The Greek word "dikaios" is the root for the word righteousness. This word leads to questions like, "Are my thoughts in line with my outward righteous behavior?" Eventually, the true condition of our hearts will out.

  • Purity 

This word "pure" comes from the root for "saint" or "holy one". The idea here is thoughts worthy of and in line with someone who is set apart unto God. In Colossians 3:2-4, Paul captures this concept. This has less to do with a worldly mindset, and more to do with a Godly mindset. It causes us to question, "How much is my mental space distracted by unnecessary clutter?" Daisy chain thoughts are often what lead us into non-productive thoughts such as false narratives. Just as an oyster creates a precious pearl by encapsulating an irritating grain of sand, so we tend to encapsulate and over-value unhealthy thoughts when we hold on to them and dwell on them. What are you cherishing as a pearl, that is really just a useless grain of sand? The only remedy for gateway thinking that turns into unhealthy rut thought is the narrow gate of the Gospel that raises our thoughts in a different and Godward direction.

  • Loveliness

"Lovely" is actually a compound word from two words which translate well as “to the advantage of phileo or familial love”. In other words, "Are my prevailing thoughts to the advantage of my human relationships, in such a way that they can flourish?" This reinforces the concept of the Gospel narrative overriding our victim narratives that I spoke about in our last section.

  • Commendable 

This word means, "of good report or repute". It causes us to ask ourselves, "Am I thinking the best of someone or of a situation?" 1 Corinthians 13:7 says, "Love bears all things, believes all things, hopes all things, endures all things."
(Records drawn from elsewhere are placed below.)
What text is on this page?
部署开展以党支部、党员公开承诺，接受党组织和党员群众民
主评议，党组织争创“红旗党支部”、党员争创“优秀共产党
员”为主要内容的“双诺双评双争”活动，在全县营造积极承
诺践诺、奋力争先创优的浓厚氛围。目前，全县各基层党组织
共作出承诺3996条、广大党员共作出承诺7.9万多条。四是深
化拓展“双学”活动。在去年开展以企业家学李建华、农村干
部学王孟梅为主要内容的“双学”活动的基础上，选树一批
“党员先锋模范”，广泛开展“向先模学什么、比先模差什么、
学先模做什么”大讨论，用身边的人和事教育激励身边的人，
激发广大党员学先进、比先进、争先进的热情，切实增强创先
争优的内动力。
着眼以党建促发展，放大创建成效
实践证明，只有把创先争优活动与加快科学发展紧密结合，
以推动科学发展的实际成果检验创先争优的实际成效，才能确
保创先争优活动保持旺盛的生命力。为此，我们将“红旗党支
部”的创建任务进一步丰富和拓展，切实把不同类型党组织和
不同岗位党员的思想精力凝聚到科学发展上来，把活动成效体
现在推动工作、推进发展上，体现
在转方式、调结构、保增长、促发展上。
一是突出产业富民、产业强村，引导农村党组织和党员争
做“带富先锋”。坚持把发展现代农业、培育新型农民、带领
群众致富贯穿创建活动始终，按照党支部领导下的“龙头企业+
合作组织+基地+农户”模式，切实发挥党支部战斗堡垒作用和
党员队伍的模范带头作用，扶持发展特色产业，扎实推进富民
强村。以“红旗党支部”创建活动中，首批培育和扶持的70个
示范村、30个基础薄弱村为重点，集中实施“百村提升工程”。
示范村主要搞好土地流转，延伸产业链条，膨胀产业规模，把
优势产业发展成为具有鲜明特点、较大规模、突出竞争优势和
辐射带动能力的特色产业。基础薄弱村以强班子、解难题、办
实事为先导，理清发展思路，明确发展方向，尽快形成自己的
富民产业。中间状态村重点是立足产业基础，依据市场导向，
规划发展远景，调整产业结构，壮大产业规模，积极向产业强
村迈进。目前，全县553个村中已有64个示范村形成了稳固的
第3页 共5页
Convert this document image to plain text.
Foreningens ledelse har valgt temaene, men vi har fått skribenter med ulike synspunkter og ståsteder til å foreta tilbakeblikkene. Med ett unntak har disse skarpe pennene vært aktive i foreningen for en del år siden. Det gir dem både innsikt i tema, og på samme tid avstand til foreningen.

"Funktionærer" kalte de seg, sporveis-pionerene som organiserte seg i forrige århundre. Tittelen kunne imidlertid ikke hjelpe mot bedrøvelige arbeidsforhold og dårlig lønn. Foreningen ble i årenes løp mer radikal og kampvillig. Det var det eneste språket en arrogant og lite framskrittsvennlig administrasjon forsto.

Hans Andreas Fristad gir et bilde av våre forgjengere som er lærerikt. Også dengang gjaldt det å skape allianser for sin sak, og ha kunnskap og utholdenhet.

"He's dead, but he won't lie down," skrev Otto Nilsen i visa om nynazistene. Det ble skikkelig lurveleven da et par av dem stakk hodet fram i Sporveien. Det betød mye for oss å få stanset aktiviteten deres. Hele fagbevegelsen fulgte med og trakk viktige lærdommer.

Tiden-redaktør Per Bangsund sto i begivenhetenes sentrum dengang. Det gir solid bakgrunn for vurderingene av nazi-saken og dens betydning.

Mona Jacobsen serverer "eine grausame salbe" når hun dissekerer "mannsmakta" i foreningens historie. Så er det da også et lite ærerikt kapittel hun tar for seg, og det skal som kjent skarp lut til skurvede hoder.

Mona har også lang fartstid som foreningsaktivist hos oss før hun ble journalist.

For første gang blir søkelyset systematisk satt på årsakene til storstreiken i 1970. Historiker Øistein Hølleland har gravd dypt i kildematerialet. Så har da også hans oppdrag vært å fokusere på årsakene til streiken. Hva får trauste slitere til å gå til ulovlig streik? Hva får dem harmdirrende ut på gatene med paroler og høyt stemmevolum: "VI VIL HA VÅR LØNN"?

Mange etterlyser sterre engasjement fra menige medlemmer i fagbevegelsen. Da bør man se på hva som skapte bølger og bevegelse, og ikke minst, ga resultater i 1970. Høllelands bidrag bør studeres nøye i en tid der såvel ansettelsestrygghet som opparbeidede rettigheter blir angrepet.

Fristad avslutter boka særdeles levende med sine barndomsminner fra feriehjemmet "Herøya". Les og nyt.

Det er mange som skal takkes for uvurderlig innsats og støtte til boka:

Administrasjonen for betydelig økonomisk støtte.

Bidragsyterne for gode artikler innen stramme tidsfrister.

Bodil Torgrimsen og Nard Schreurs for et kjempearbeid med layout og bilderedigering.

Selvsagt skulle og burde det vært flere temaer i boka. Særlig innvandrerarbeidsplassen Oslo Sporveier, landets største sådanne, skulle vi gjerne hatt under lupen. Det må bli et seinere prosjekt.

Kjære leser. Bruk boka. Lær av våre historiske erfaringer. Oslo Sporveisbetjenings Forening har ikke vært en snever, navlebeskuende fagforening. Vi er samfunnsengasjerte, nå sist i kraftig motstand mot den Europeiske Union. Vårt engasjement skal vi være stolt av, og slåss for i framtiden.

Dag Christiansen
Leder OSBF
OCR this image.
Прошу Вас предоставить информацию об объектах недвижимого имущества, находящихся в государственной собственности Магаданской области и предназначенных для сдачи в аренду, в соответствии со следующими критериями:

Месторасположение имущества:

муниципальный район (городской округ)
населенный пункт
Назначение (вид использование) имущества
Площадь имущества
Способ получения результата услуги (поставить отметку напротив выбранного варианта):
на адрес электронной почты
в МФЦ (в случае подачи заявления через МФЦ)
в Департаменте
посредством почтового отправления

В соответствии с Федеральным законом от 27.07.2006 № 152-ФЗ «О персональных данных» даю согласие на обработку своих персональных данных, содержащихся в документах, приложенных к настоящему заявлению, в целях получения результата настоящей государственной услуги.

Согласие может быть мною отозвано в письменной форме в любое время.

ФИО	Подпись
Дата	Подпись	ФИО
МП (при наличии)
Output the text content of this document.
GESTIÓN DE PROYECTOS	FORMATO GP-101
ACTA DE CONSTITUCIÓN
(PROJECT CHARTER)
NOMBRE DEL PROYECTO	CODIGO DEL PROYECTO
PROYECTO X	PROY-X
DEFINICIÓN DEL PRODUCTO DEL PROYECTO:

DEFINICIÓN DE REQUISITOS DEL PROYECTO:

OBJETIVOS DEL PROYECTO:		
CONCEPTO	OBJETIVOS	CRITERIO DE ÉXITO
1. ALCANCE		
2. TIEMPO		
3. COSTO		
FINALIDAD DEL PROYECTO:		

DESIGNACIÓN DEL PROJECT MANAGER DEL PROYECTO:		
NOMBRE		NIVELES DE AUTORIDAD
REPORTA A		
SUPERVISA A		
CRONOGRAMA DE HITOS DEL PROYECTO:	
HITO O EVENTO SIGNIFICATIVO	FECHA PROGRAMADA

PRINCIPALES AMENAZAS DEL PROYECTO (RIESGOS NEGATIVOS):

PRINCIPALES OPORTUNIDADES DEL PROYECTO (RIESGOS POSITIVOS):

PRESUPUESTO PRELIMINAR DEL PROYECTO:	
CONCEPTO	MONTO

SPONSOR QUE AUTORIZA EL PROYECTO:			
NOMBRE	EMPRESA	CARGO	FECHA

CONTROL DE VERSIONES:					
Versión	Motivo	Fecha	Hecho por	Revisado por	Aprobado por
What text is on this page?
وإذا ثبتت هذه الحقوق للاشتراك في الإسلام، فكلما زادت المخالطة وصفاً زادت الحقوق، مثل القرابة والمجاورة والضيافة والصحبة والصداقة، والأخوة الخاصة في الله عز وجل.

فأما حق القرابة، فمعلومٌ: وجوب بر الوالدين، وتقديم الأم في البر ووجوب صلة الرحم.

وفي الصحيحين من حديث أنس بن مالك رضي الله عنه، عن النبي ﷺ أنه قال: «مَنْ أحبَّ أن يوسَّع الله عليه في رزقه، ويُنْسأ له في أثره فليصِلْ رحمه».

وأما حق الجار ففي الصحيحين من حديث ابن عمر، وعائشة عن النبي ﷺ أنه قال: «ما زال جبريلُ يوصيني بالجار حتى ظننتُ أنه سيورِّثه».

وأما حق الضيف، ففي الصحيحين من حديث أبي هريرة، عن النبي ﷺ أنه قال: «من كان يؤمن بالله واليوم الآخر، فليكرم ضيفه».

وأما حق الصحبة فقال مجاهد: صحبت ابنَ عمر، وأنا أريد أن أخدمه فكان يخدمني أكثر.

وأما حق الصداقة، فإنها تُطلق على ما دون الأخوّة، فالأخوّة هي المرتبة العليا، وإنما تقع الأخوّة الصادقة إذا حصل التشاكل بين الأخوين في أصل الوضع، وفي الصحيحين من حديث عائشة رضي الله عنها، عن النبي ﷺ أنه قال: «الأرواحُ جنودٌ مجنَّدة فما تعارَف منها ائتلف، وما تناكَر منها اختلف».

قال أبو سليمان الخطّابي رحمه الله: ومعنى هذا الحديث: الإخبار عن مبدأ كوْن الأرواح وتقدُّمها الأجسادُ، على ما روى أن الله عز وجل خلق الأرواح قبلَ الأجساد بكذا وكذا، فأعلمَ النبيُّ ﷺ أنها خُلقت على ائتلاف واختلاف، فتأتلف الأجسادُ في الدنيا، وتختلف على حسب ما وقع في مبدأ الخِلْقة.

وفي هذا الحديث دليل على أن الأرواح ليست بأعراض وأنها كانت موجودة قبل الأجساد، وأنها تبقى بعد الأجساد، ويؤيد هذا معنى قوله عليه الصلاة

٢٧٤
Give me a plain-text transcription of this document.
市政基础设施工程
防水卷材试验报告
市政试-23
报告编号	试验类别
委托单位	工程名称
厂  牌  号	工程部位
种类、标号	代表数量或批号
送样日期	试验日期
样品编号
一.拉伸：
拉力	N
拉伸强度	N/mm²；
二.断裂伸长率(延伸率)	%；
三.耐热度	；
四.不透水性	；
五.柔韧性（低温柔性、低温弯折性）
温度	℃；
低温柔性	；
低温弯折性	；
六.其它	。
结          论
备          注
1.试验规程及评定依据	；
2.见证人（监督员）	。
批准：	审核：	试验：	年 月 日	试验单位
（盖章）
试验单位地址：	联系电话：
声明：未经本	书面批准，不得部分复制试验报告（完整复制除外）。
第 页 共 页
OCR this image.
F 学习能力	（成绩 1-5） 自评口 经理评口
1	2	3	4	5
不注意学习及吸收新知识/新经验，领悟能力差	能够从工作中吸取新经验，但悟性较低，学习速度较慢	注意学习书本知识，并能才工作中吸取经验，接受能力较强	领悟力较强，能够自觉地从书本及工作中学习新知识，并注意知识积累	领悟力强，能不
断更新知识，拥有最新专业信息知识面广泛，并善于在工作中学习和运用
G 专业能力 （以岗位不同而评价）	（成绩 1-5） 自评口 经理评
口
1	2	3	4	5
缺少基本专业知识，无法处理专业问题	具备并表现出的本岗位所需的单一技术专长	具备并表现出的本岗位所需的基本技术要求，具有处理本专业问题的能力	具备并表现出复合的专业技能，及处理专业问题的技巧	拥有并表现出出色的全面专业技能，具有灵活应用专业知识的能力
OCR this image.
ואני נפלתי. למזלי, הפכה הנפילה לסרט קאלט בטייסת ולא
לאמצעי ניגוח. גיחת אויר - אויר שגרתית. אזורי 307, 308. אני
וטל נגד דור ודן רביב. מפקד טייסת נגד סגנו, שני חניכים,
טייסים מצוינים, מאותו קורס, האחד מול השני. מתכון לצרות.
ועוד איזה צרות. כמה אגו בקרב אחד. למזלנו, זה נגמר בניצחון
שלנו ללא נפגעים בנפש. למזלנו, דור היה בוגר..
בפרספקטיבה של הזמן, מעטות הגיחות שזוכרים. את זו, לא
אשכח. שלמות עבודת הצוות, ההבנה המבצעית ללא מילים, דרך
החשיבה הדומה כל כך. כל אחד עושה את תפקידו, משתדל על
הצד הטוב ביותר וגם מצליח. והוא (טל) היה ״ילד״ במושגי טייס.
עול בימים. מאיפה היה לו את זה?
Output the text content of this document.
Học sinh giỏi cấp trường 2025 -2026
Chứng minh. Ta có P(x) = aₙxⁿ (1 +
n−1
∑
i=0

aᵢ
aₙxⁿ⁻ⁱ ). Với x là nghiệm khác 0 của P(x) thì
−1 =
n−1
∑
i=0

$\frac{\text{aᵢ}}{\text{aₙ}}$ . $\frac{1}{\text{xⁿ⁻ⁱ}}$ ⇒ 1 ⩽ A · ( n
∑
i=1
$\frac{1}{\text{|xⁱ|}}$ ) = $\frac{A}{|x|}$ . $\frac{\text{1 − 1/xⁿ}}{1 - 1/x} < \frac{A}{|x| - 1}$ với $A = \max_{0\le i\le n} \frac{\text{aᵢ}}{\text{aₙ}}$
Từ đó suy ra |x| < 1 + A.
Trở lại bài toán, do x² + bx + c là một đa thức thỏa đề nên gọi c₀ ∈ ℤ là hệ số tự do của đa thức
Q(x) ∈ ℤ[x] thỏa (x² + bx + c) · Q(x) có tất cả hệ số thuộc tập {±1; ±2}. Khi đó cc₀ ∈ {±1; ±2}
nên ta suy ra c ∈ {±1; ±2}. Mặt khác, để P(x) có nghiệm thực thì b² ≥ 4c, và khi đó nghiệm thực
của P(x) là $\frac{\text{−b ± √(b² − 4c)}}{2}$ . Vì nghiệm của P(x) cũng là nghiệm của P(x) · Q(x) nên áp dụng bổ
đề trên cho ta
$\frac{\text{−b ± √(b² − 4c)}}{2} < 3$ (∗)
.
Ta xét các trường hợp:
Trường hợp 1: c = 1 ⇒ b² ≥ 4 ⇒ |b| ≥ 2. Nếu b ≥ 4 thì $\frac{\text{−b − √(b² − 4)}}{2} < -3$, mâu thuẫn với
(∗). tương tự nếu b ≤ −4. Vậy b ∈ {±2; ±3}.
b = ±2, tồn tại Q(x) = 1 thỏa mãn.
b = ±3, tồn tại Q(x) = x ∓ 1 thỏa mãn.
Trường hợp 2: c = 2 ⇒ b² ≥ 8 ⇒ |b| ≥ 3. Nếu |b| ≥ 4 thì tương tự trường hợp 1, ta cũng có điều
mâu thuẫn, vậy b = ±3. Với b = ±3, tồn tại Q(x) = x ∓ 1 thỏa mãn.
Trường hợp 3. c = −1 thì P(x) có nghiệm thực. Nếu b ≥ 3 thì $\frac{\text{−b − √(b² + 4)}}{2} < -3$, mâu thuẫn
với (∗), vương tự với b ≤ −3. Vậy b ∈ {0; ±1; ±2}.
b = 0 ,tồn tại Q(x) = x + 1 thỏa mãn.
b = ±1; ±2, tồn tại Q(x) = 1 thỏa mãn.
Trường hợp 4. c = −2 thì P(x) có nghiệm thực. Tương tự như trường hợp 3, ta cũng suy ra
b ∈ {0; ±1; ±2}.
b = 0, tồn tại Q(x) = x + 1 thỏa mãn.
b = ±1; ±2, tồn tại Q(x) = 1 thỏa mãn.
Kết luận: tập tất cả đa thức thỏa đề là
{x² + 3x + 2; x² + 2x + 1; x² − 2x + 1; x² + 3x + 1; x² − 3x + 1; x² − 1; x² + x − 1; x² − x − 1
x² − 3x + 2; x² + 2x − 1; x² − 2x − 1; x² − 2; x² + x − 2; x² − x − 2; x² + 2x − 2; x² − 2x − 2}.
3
  • Excellence (Virtuousness)

This is morally excellent thought, and this is where we need to key in on our thought life as pertains to what is pure. This idea is synonymous with ethical behavior. One’s ethic or "ethos" is one’s system of behavior based on beliefs. Sometimes our thoughts run differently than we declare that we are on the outside, so we must ask, "Are my thoughts ethical?"

  • Worthy of Praise

When you trace this word back, it really gives the idea of having praise and worship at the top of your mind. A very important evaluation question is this: "Can I worship God while I think these thoughts?"


The only remedy for gateway thinking is the narrow gate of the Gospel.

Captives Of Gospel Thinking


2 Corinthians 10:5 says, "Take every thought captive to the obedience of Christ." The heart of the matter is the matter of the heart, and the matter of the heart is the Gospel. The idea of taking captive every thought to the obedience of Christ is the challenge of remembering Christ’s obedience applied to me! It isn’t my obedience done for Christ, because I will always struggle to keep my thoughts obediently!


Taking every thought captive to Christ's obedience means walking in the victory already accomplished by Christ for me. It is less about what I am able to accomplish, and more about what Christ has already accomplished. I don't choose victory because victory is already on offer and secured. When I am choosing, I am choosing my own way, which is the way of sin, death and destruction.